At this point, it's become pretty obvious that neither the PS4 nor Xbox One were 100 percent ready for launch. From hardware and software issues to missing functionality and somewhat slim launch lineups, each of these new gaming treats could have benefited from another six months or so in the oven. But that's not how these things work. We buy in early, they eventually (hopefully) reach their potential and, about a year following launch, consumers can finally pick up a machine that's got all of the bells and whistles that were originally touted, it becomes more reliable in both the hardware and software department, and the libraries are actually worth talking about.
Knowing all of that, I picked up a PS4 day one and quickly discovered that I was the recipient of one of those unlucky defective units. Not only did The Playroom not launch at all, but the console had some weird issues with wi-fi, especially when playing Killzone. Every now and then a message would pop up claiming I had been disconnected from my network. Sometimes it would pop up several times in a row, pretty dang annoying when you're trying to play a game.
The biggest problem, though, was the fan. When playing downloaded games or goofing off with Twitch feeds, the system was damn-near silent. Playing Killzone, though, it ramped up to a level that was more akin to a blowdryer going on full blast. I know that more intensive games can cause a fan to kick into a higher gear, but this thing sounded worse than an original Xbox just before overheating. I had to turn up my surround sound to ridiculous levels just to hear the game over it and, after some internet searching, I determined that, no, this was not normal behavior for the console. I even found some videos of people showing off how loud their console was getting and mine seemed to have all of those beat by a mile.

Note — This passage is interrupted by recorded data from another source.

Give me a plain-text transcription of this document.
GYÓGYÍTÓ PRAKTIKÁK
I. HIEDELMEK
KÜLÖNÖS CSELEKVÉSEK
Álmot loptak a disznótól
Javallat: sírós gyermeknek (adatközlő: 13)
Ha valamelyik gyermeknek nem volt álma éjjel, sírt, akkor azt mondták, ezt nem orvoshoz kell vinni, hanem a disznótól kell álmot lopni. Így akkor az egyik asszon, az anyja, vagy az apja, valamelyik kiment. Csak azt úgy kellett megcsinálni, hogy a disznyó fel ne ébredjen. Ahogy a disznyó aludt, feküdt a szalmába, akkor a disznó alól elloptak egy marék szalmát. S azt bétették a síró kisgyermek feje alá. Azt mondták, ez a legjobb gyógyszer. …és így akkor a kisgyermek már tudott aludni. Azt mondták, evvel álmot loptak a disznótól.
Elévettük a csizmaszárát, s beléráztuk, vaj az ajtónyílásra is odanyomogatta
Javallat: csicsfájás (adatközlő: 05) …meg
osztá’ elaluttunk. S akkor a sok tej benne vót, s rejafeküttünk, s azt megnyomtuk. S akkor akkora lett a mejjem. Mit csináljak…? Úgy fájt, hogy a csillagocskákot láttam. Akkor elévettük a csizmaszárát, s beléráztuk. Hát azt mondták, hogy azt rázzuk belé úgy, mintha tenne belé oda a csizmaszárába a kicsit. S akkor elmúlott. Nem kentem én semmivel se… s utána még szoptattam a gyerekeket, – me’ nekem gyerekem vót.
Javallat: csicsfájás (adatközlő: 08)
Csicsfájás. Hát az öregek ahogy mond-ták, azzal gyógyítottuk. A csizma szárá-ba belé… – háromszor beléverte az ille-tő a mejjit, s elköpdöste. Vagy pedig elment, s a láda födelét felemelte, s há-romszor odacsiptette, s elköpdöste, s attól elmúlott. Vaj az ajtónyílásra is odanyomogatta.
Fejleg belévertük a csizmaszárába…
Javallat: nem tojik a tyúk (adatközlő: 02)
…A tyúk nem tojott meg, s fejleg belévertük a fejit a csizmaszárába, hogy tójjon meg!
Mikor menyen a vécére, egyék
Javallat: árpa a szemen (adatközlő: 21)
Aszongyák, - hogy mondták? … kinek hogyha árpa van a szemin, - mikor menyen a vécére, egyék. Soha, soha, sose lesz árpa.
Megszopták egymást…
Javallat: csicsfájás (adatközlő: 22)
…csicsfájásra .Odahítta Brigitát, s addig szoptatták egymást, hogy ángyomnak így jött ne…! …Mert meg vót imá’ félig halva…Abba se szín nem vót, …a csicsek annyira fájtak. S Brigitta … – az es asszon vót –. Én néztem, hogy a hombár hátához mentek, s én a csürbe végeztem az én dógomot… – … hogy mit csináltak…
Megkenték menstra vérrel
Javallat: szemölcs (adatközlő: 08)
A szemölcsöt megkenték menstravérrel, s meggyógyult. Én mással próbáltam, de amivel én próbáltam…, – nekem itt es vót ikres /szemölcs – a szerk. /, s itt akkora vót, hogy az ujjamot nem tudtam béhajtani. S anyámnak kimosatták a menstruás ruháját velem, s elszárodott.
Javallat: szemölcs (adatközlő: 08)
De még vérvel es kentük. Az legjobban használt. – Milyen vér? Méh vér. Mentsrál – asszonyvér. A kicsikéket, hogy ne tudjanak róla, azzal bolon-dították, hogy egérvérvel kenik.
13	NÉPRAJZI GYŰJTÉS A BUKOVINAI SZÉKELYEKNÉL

So, a few nights ago, I contacted Sony customer service and told them about my problem. I had heard stories of people being on hold for up to an hour, but I was speaking with an actual person within minutes. I explained my issue and was informed that, no, the fan should not be cranking up that high and that I was eligible for a replacement unit.

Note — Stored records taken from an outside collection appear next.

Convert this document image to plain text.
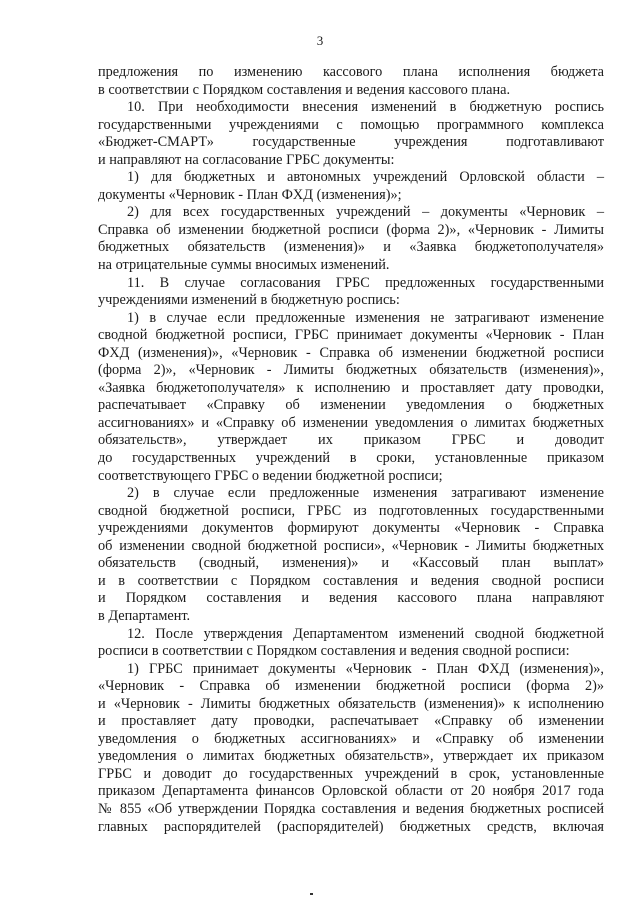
3

предложения по изменению кассового плана исполнения бюджета

в соответствии с Порядком составления и ведения кассового плана.

10. При необходимости внесения изменений в бюджетную роспись

государственными учреждениями с помощью программного комплекса

«Бюджет-СМАРТ» государственные учреждения подготавливают

и направляют на согласование ГРБС документы:

1) для бюджетных и автономных учреждений Орловской области –

документы «Черновик - План ФХД (изменения)»;

2) для всех государственных учреждений – документы «Черновик –

Справка об изменении бюджетной росписи (форма 2)», «Черновик - Лимиты

бюджетных обязательств (изменения)» и «Заявка бюджетополучателя»

на отрицательные суммы вносимых изменений.

11. В случае согласования ГРБС предложенных государственными

учреждениями изменений в бюджетную роспись:

1) в случае если предложенные изменения не затрагивают изменение

сводной бюджетной росписи, ГРБС принимает документы «Черновик - План

ФХД (изменения)», «Черновик - Справка об изменении бюджетной росписи

(форма 2)», «Черновик - Лимиты бюджетных обязательств (изменения)»,

«Заявка бюджетополучателя» к исполнению и проставляет дату проводки,

распечатывает «Справку об изменении уведомления о бюджетных

ассигнованиях» и «Справку об изменении уведомления о лимитах бюджетных

обязательств», утверждает их приказом ГРБС и доводит

до государственных учреждений в сроки, установленные приказом

соответствующего ГРБС о ведении бюджетной росписи;

2) в случае если предложенные изменения затрагивают изменение

сводной бюджетной росписи, ГРБС из подготовленных государственными

учреждениями документов формируют документы «Черновик - Справка

об изменении сводной бюджетной росписи», «Черновик - Лимиты бюджетных

обязательств (сводный, изменения)» и «Кассовый план выплат»

и в соответствии с Порядком составления и ведения сводной росписи

и Порядком составления и ведения кассового плана направляют

в Департамент.

12. После утверждения Департаментом изменений сводной бюджетной

росписи в соответствии с Порядком составления и ведения сводной росписи:

1) ГРБС принимает документы «Черновик - План ФХД (изменения)»,

«Черновик - Справка об изменении бюджетной росписи (форма 2)»

и «Черновик - Лимиты бюджетных обязательств (изменения)» к исполнению

и проставляет дату проводки, распечатывает «Справку об изменении

уведомления о бюджетных ассигнованиях» и «Справку об изменении

уведомления о лимитах бюджетных обязательств», утверждает их приказом

ГРБС и доводит до государственных учреждений в срок, установленные

приказом Департамента финансов Орловской области от 20 ноября 2017 года

№ 855 «Об утверждении Порядка составления и ведения бюджетных росписей

главных распорядителей (распорядителей) бюджетных средств, включая
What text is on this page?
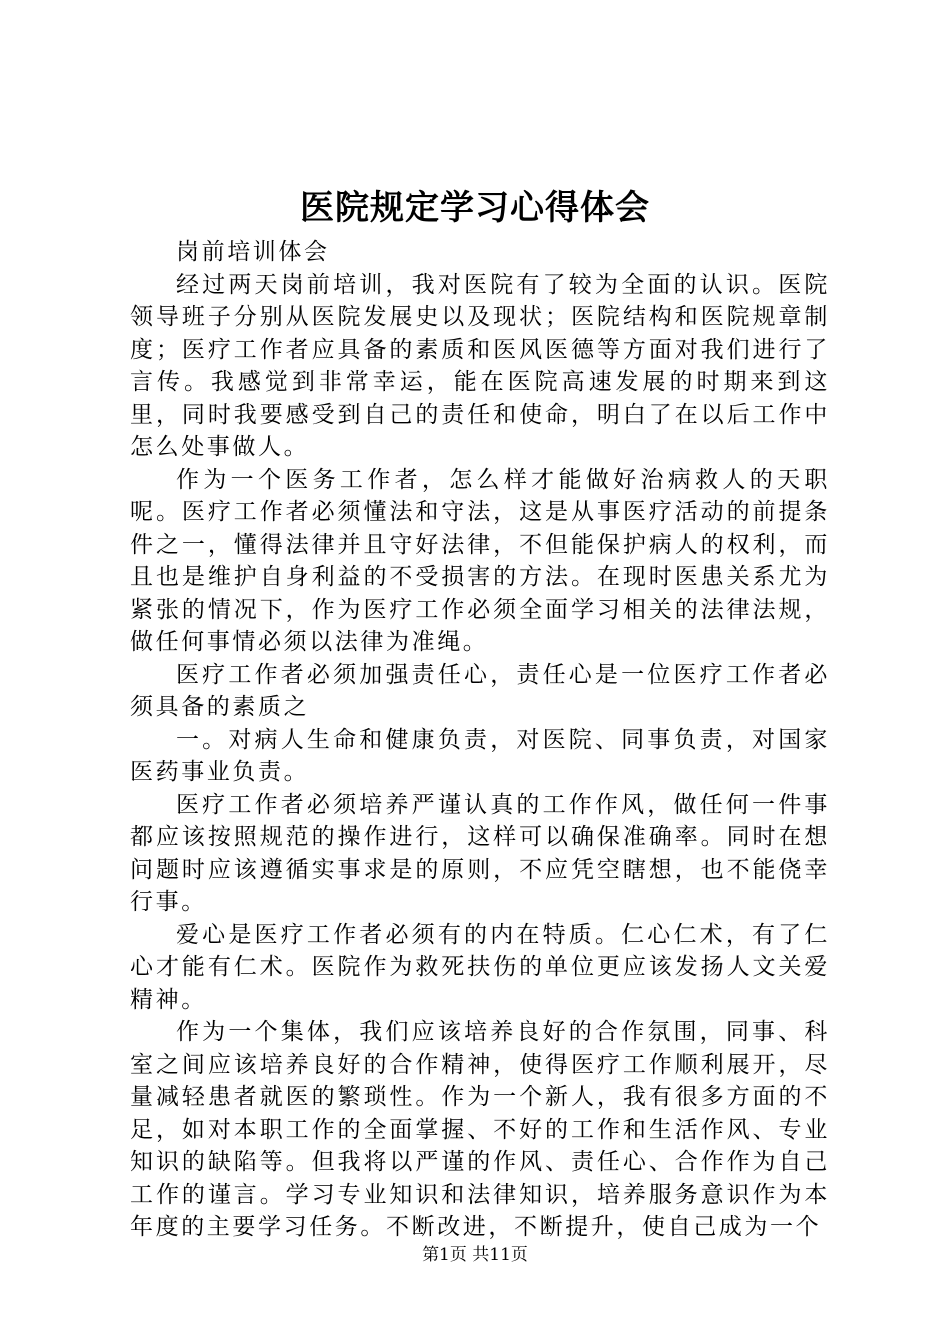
医院规定学习心得体会

岗前培训体会

经过两天岗前培训，我对医院有了较为全面的认识。医院领导班子分别从医院发展史以及现状；医院结构和医院规章制度；医疗工作者应具备的素质和医风医德等方面对我们进行了言传。我感觉到非常幸运，能在医院高速发展的时期来到这里，同时我要感受到自己的责任和使命，明白了在以后工作中怎么处事做人。

作为一个医务工作者，怎么样才能做好治病救人的天职呢。医疗工作者必须懂法和守法，这是从事医疗活动的前提条件之一，懂得法律并且守好法律，不但能保护病人的权利，而且也是维护自身利益的不受损害的方法。在现时医患关系尤为紧张的情况下，作为医疗工作必须全面学习相关的法律法规，做任何事情必须以法律为准绳。

医疗工作者必须加强责任心，责任心是一位医疗工作者必须具备的素质之

一。对病人生命和健康负责，对医院、同事负责，对国家医药事业负责。

医疗工作者必须培养严谨认真的工作作风，做任何一件事都应该按照规范的操作进行，这样可以确保准确率。同时在想问题时应该遵循实事求是的原则，不应凭空瞎想，也不能侥幸行事。

爱心是医疗工作者必须有的内在特质。仁心仁术，有了仁心才能有仁术。医院作为救死扶伤的单位更应该发扬人文关爱精神。

作为一个集体，我们应该培养良好的合作氛围，同事、科室之间应该培养良好的合作精神，使得医疗工作顺利展开，尽量减轻患者就医的繁琐性。作为一个新人，我有很多方面的不足，如对本职工作的全面掌握、不好的工作和生活作风、专业知识的缺陷等。但我将以严谨的作风、责任心、合作作为自己工作的谨言。学习专业知识和法律知识，培养服务意识作为本年度的主要学习任务。不断改进，不断提升，使自己成为一个

第1页 共11页
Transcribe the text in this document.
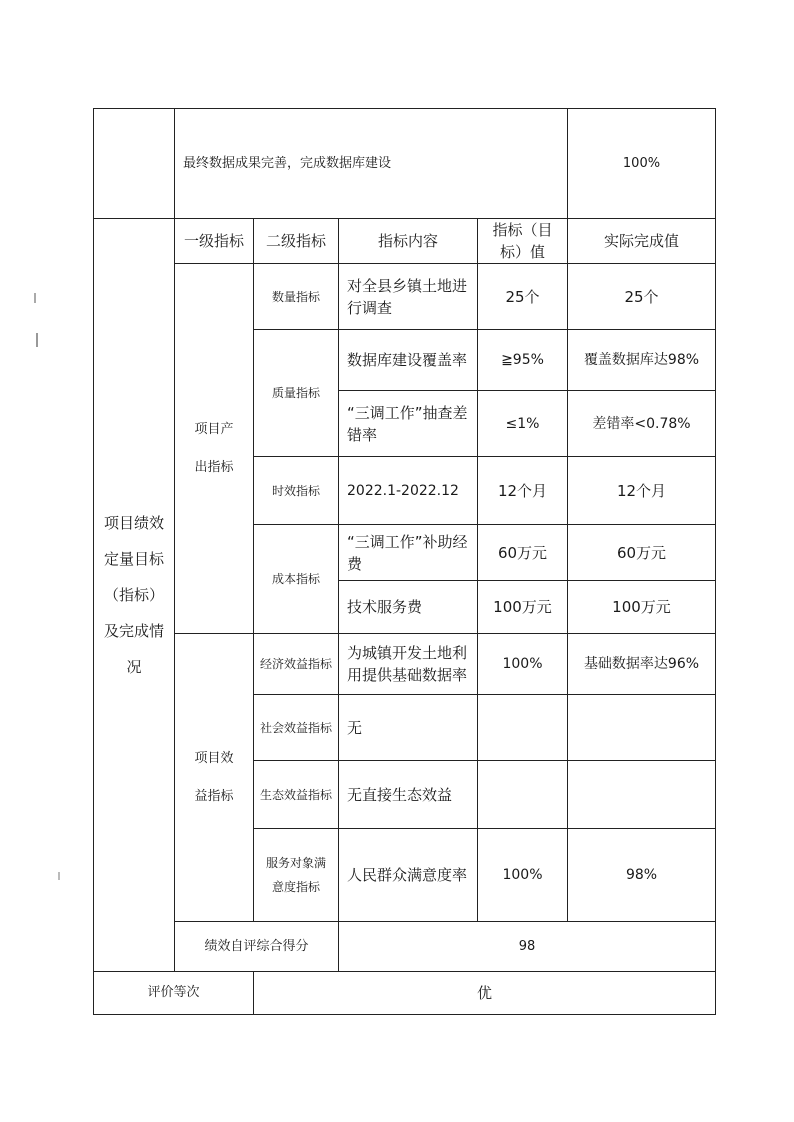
	最终数据成果完善，完成数据库建设				100%
项目绩效定量目标（指标）及完成情况	一级指标	二级指标	指标内容	指标（目标）值	实际完成值
	项目产出指标	数量指标	对全县乡镇土地进行调查	25个	25个
		质量指标	数据库建设覆盖率	≧95%	覆盖数据库达98%
			“三调工作”抽查差错率	≤1%	差错率<0.78%
		时效指标	2022.1-2022.12	12个月	12个月
		成本指标	“三调工作”补助经费	60万元	60万元
			技术服务费	100万元	100万元
	项目效益指标	经济效益指标	为城镇开发土地利用提供基础数据率	100%	基础数据率达96%
		社会效益指标	无		
		生态效益指标	无直接生态效益		
		服务对象满意度指标	人民群众满意度率	100%	98%
	绩效自评综合得分		98		
评价等次		优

Our chat lasted about 10 minutes and, two days later, I received my shipping box from FedEx. If you need to send your console back to Sony, remember to remove any discs from the drive before mailing it off and, assuming you still have access to your console, you should head into the options menu and deactivate it as your “Primary PS4.” You have to jump through a few hoops to do this after the fact, so it's best to do it yourself so transferring over to a new console goes more smoothly.
Also remember to swap your hard drive out with the original one that came with the console, if you've replaced it in the past. I put in a 1TB drive day one and now it's sitting in the drawer, waiting for my new PS4 to arrive.
When the box arrives, everything you need is provided. You have to fill out a short form, package it up and you're just about ready to go. Don't forget to include a copy of your original receipt, something you can go ahead and get ready while waiting for the shipping box to arrive.
I had my PS4 packaged in minutes and dropped it off at the local FedEx shop that very same afternoon. In other words, my console was on its way to Sony less than 48 hours following my initial phone call to report the fan situation.
The Thanksgiving holiday will likely affect the turnaround time, but my replacement console is supposed to arrive in 5-10 business days. It's annoying, sure, and this is certainly putting a damper on my desire to ever take part in a console launch in the future, but at least the process has been painless up until this point. I'll let you know how everything turns out. Hopefully getting the new console up and running doesn't turn out to be a hassle but, until then, I'm feeling pretty good about how the process is turning out.